Ainda Não Sabemos a Resposta.
Em 1987, Renato Russo gritava com a alma em versos raivosos e lúcidos: “Que país é esse?” Era um grito de indignação, de desilusão com um Brasil recém-saído da ditadura, mergulhado em promessas democráticas ainda frágeis e contradições profundas. A pergunta virou hino, virou eco, virou espelho. E o mais doloroso é constatar: até hoje, não sabemos a resposta.
Quase quatro décadas depois, a pergunta continua válida — e talvez ainda mais urgente. O país que se prometia renovado, justo e digno segue tropeçando em seus próprios escombros morais. Corrupção, desigualdade, violência, educação precária, saúde negligenciada, justiça seletiva, racismo estrutural, fome no mesmo solo que exporta toneladas de alimentos. A indignação de ontem ainda pulsa no peito de milhões hoje — como se nada tivesse, de fato, mudado.
“Que país é esse onde o filho chora e a mãe não vê?”
“Que país é esse onde se mata mais com um descaso do que com uma arma?”

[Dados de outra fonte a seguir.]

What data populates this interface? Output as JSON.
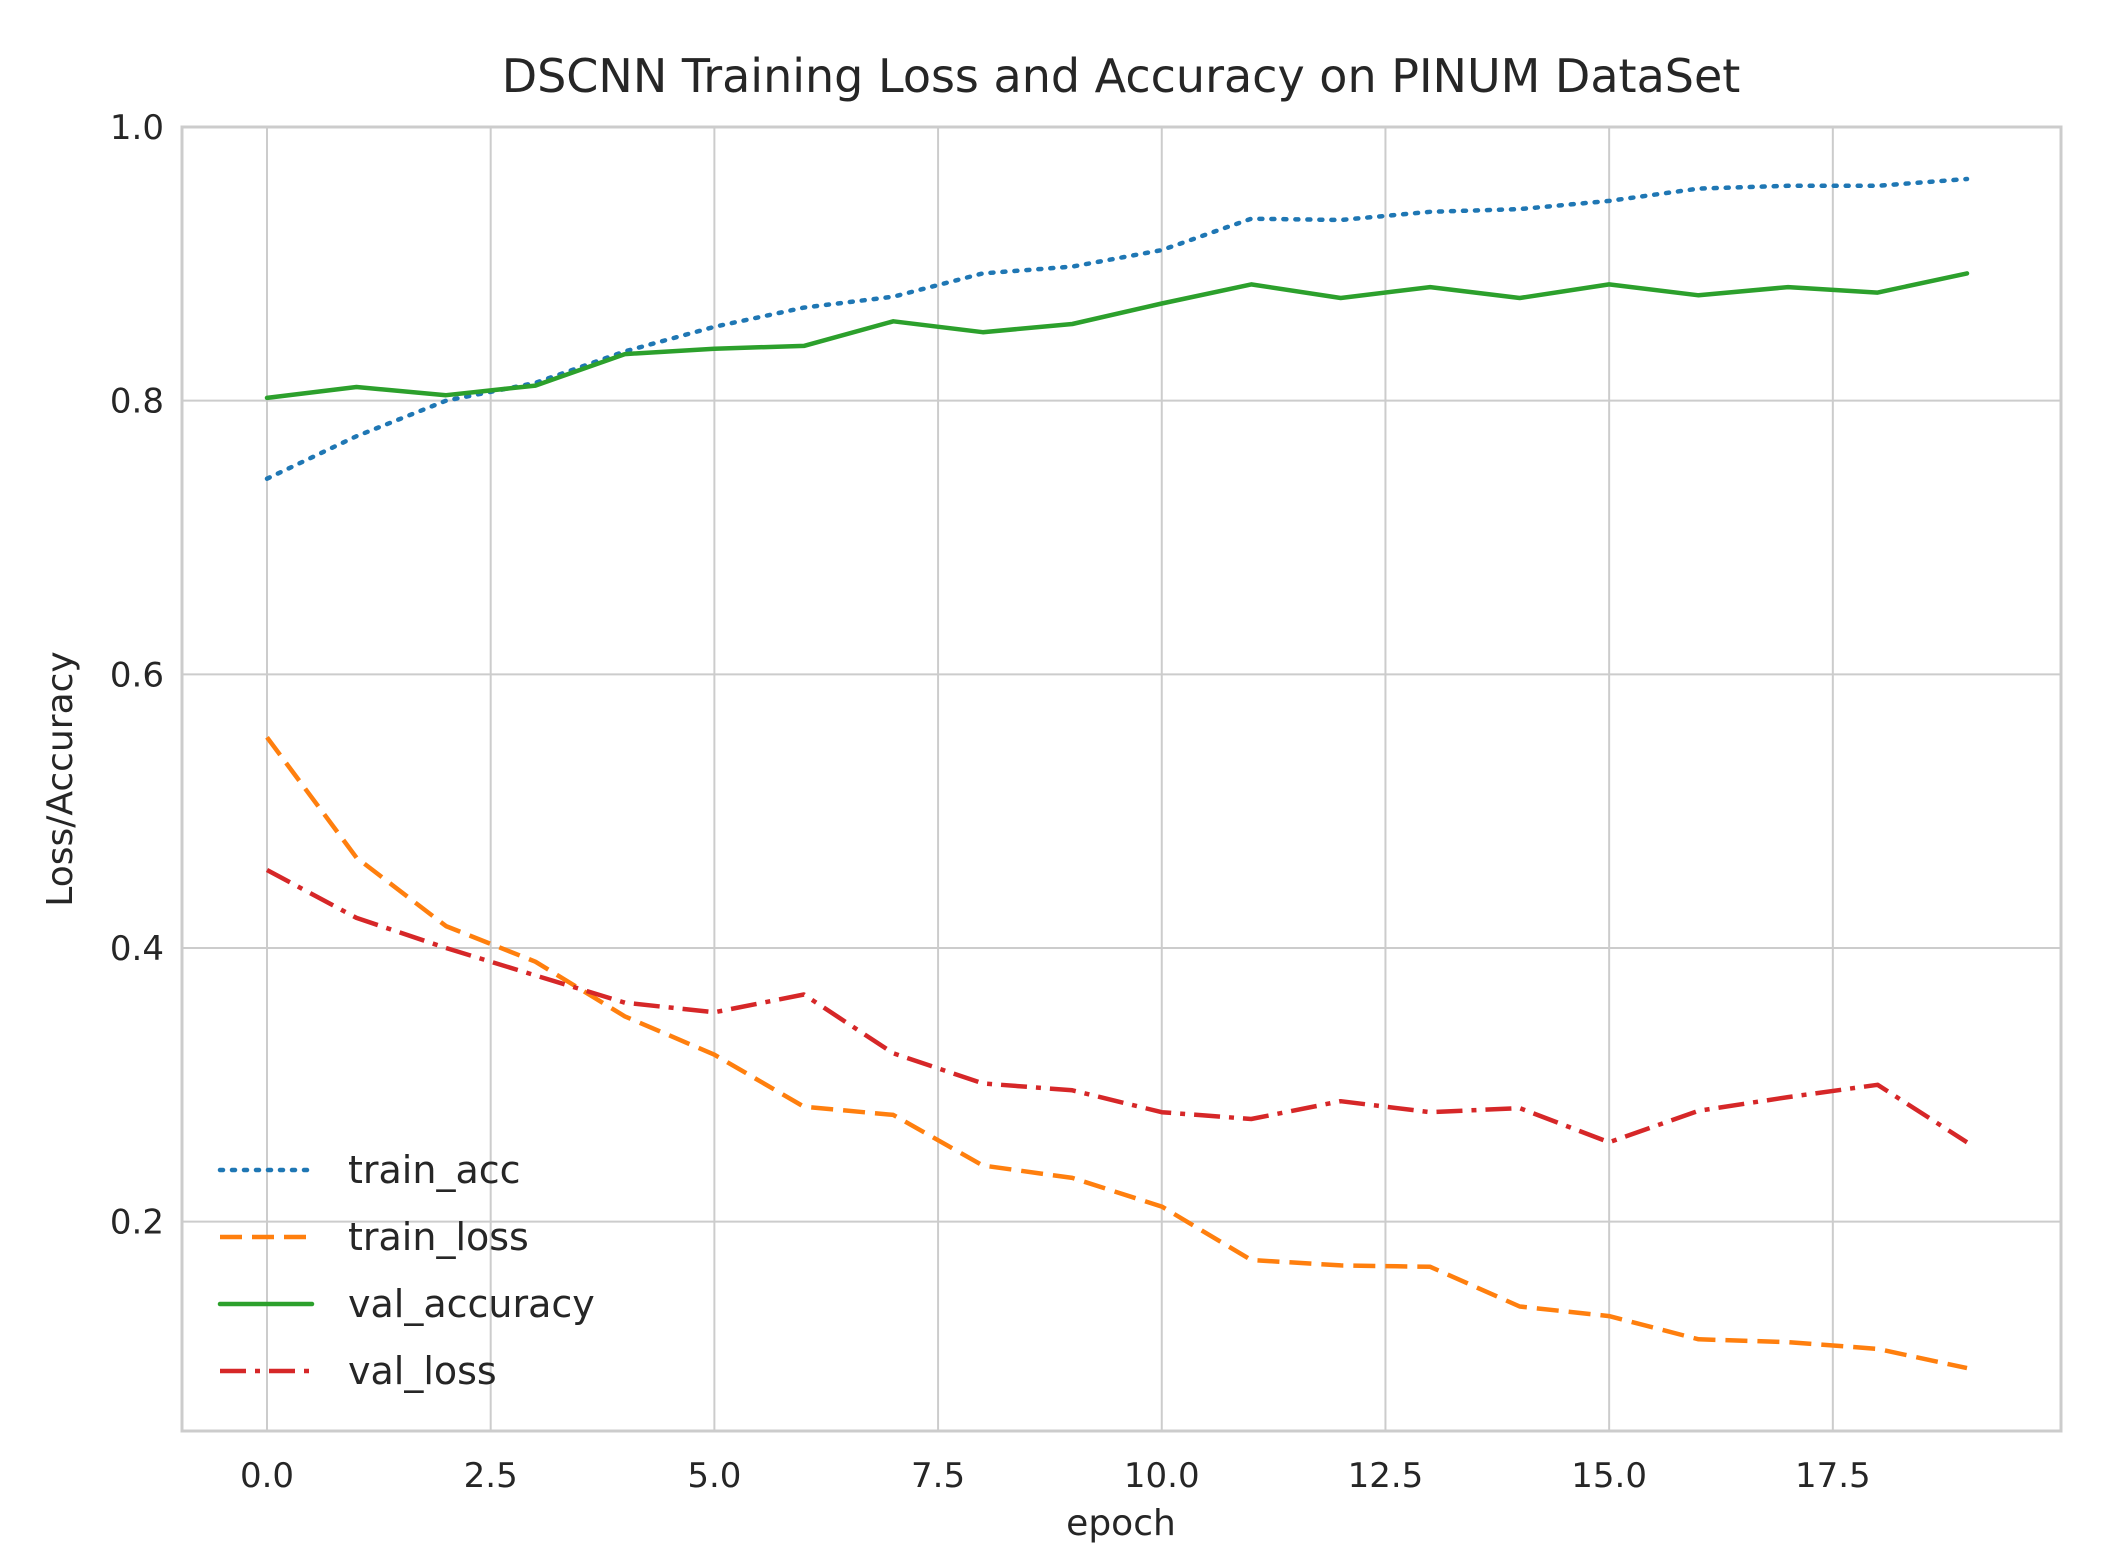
{
  "chart_data": {
    "type": "line",
    "title": "DSCNN Training Loss and Accuracy on PINUM DataSet",
    "xlabel": "epoch",
    "ylabel": "Loss/Accuracy",
    "xlim": [
      -0.95,
      20.05
    ],
    "ylim": [
      0.047,
      1.0
    ],
    "grid": true,
    "legend_position": "lower-left",
    "x_ticks": [
      0.0,
      2.5,
      5.0,
      7.5,
      10.0,
      12.5,
      15.0,
      17.5
    ],
    "x_tick_labels": [
      "0.0",
      "2.5",
      "5.0",
      "7.5",
      "10.0",
      "12.5",
      "15.0",
      "17.5"
    ],
    "y_ticks": [
      0.2,
      0.4,
      0.6,
      0.8,
      1.0
    ],
    "y_tick_labels": [
      "0.2",
      "0.4",
      "0.6",
      "0.8",
      "1.0"
    ],
    "x": [
      0,
      1,
      2,
      3,
      4,
      5,
      6,
      7,
      8,
      9,
      10,
      11,
      12,
      13,
      14,
      15,
      16,
      17,
      18,
      19
    ],
    "series": [
      {
        "name": "train_acc",
        "color": "#1f77b4",
        "style": "dotted",
        "values": [
          0.743,
          0.774,
          0.8,
          0.813,
          0.836,
          0.854,
          0.868,
          0.876,
          0.893,
          0.898,
          0.91,
          0.933,
          0.932,
          0.938,
          0.94,
          0.946,
          0.955,
          0.957,
          0.957,
          0.962
        ]
      },
      {
        "name": "train_loss",
        "color": "#ff7f0e",
        "style": "dashed",
        "values": [
          0.554,
          0.466,
          0.416,
          0.39,
          0.35,
          0.322,
          0.284,
          0.278,
          0.241,
          0.232,
          0.211,
          0.172,
          0.168,
          0.167,
          0.138,
          0.131,
          0.114,
          0.112,
          0.107,
          0.093
        ]
      },
      {
        "name": "val_accuracy",
        "color": "#2ca02c",
        "style": "solid",
        "values": [
          0.802,
          0.81,
          0.804,
          0.811,
          0.834,
          0.838,
          0.84,
          0.858,
          0.85,
          0.856,
          0.871,
          0.885,
          0.875,
          0.883,
          0.875,
          0.885,
          0.877,
          0.883,
          0.879,
          0.893
        ]
      },
      {
        "name": "val_loss",
        "color": "#d62728",
        "style": "dashdot",
        "values": [
          0.457,
          0.422,
          0.4,
          0.38,
          0.36,
          0.353,
          0.366,
          0.323,
          0.301,
          0.296,
          0.28,
          0.275,
          0.288,
          0.28,
          0.283,
          0.258,
          0.281,
          0.291,
          0.3,
          0.258
        ]
      }
    ]
  }
}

“Que país é esse onde se lucra com a miséria e se silencia o grito?”
“Que país é esse onde a memória é enterrada junto com os que lutaram por ela?”
Somos uma nação de riquezas incalculáveis, mas distribuídas de forma cruel. Temos um povo criativo, resiliente, trabalhador, mas constantemente desrespeitado, sabotado, manipulado. As estruturas permanecem podres, e os que tentam repará-las com ética são esmagados pelo cinismo institucionalizado. É um país que parece condenado a andar em círculos — como um disco arranhado repetindo o refrão da mesma música triste.

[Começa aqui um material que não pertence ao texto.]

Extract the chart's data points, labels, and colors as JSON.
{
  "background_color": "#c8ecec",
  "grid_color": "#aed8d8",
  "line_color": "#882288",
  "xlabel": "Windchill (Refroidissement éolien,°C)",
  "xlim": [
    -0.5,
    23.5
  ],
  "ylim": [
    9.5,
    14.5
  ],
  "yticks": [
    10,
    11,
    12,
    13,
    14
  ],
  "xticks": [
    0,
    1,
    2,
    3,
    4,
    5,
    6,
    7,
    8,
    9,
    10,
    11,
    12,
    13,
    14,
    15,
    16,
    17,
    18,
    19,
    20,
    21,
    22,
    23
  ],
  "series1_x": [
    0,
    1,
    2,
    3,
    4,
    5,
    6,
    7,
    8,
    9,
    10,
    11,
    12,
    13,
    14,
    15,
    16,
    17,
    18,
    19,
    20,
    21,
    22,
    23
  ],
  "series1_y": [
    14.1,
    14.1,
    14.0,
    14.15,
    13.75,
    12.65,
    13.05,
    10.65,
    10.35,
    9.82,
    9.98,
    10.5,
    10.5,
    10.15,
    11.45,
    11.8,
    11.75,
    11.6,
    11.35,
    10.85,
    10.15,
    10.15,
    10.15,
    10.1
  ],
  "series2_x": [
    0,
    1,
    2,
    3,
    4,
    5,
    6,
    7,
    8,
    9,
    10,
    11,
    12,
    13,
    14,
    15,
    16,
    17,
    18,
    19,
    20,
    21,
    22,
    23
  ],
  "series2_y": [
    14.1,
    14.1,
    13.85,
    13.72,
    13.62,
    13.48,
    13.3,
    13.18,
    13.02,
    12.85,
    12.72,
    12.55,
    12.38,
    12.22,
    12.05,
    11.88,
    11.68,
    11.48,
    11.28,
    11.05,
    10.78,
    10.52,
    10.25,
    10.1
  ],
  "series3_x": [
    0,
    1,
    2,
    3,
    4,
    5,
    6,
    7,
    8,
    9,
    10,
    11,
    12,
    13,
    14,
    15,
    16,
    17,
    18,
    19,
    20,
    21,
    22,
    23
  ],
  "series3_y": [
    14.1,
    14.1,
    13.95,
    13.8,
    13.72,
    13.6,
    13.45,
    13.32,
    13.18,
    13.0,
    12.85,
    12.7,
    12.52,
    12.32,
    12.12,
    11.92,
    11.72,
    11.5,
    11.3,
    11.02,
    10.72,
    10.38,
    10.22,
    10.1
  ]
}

Renato Russo não nos deu respostas, apenas colocou o dedo na ferida. Talvez porque algumas perguntas doam mais do que qualquer diagnóstico. O problema é que aprendemos a conviver com essa dor. Nos anestesiamos. Nos acostumamos com a lama — ou pior, fingimos que ela não existe.
Mas a crítica não pode ser só lamúria. É preciso também refletir sobre o quanto nós, enquanto sociedade, também nos omitimos. O quanto banalizamos o absurdo, normalizamos a corrupção pequena e grande, a desigualdade que nos cerca, a falta de empatia que nos atravessa. Há um país do qual reclamamos — e outro que alimentamos com nossas escolhas diárias, nossos silêncios convenientes e nossa memória curta.
“Que país é esse?”, ainda perguntamos. Talvez um país que resiste. Que sangra, mas ainda canta. Que chora, mas ainda sonha. Um país que, apesar de todos os pesares, ainda carrega em si o germe da esperança — contida nos que se levantam, nos que educam, nos que denunciam, nos que curam, nos que semeiam justiça.
A resposta, quem sabe, ainda não temos. Mas talvez a resposta só nasça quando a pergunta parar de ser apenas um lamento — e se tornar, enfim, um compromisso.